A Ti user bathed in an environment where they are forced to socialize and sympathize with others will succeed in integrating and establishing healthy relationships because they will learn the influence of their actions on the well-being of others. But they will never forget what they consider to be true (what others fundamentally don’t like), because it is and always will be part of their deep personality.
The Ne user, naturally aware of the possibilities of the moment and the potential of what can be explored will never be able to change. Certainly, they will sometimes get organized and concentrate on carrying out meticulous tasks, respecting the rules and steps to be followed, but it will never be without forcing themselves to go against their natural tendency to seek what is new.
Same story for the Fe user, who is naturally aware of how others feel. Immersed in a somewhat malicious and competitive environment in which the stronger ones win, they will succeed in going against their natural empathy and fight to win, but at no time will they be able to fully forget the influence of these actions on others.

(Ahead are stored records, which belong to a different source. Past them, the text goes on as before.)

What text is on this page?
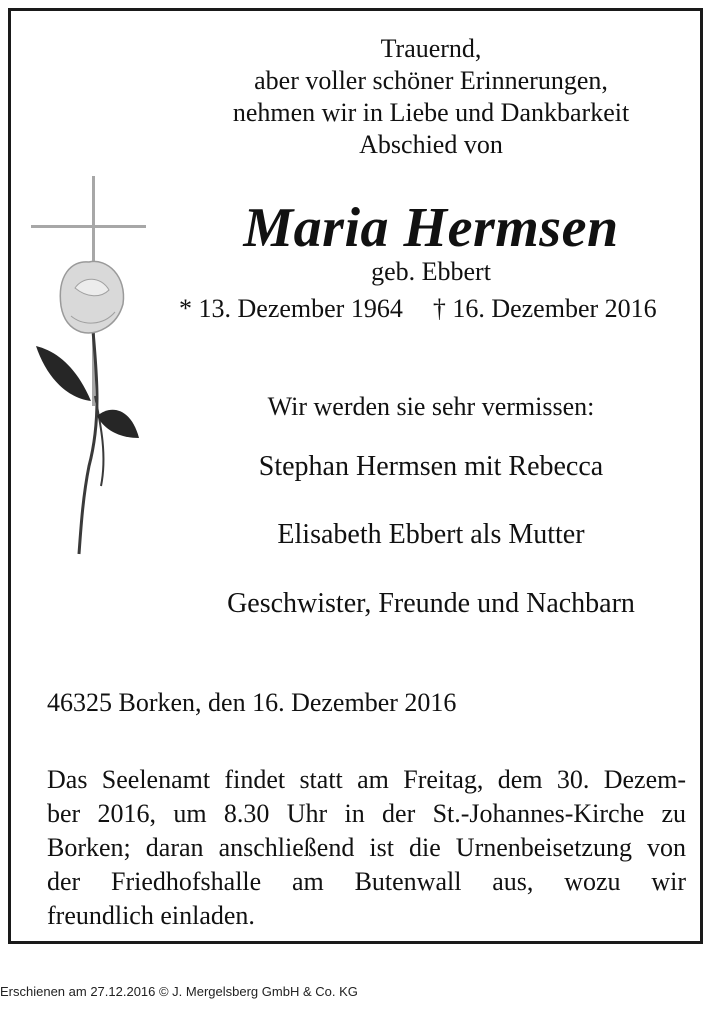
Trauernd,
aber voller schöner Erinnerungen,
nehmen wir in Liebe und Dankbarkeit
Abschied von
Maria Hermsen
geb. Ebbert
* 13. Dezember 1964 † 16. Dezember 2016
Wir werden sie sehr vermissen:
Stephan Hermsen mit Rebecca
Elisabeth Ebbert als Mutter
Geschwister, Freunde und Nachbarn
46325 Borken, den 16. Dezember 2016
Das Seelenamt findet statt am Freitag, dem 30. Dezem-
ber 2016, um 8.30 Uhr in der St.-Johannes-Kirche zu
Borken; daran anschließend ist die Urnenbeisetzung von
der Friedhofshalle am Butenwall aus, wozu wir
freundlich einladen.
Erschienen am 27.12.2016 © J. Mergelsberg GmbH & Co. KG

In his writings, Carl Jung referred to the “mid-life crisis,” during which an awakening of your lower consciousnesses takes place, thus connecting you with the part(s) of your personality that you have always partially repressed and leading to a more general awareness of your life situation and more or less radical changes on the intra- and interpersonal levels.
Apart from cases of trauma or personality disorders, the mid-life crisis is surely, for most people, the event in your life that changes the most what you really are.
Again, you cannot lose your initial cognitive functions, but you will simply discover a new form of consciousness (opposed to your initial predominant consciousness). This ultimately allows you to achieve a balance with who you are. In other words, you develop your third and fourth functions further in your second half of life to fill a void.
For example, this is the case of Te users who realize their sense of values and that they are more than what they accomplish (rise of Fi), or the case of Ni users, who realize the happiness of living in the present moment (rise of Se).
There is another type of cognitive transition: cognitive transitions to our unconscious functions. Indeed, it is important to know that everyone uses all 8 cognitive functions. There are times when we are obliged to use functions that are not part of our 4 conscious functions. These behaviors are natural for each type, and are in no way correlated to a change in personality: you cannot indefinitely imitate cognitive functions that are unconscious to you.
So yes, a part of your personality is constantly changing because you have to adapt to your environment, but personality types define something else: what you are always aware of, and existing independently of your will. So does a personality ever change? Short answer: no.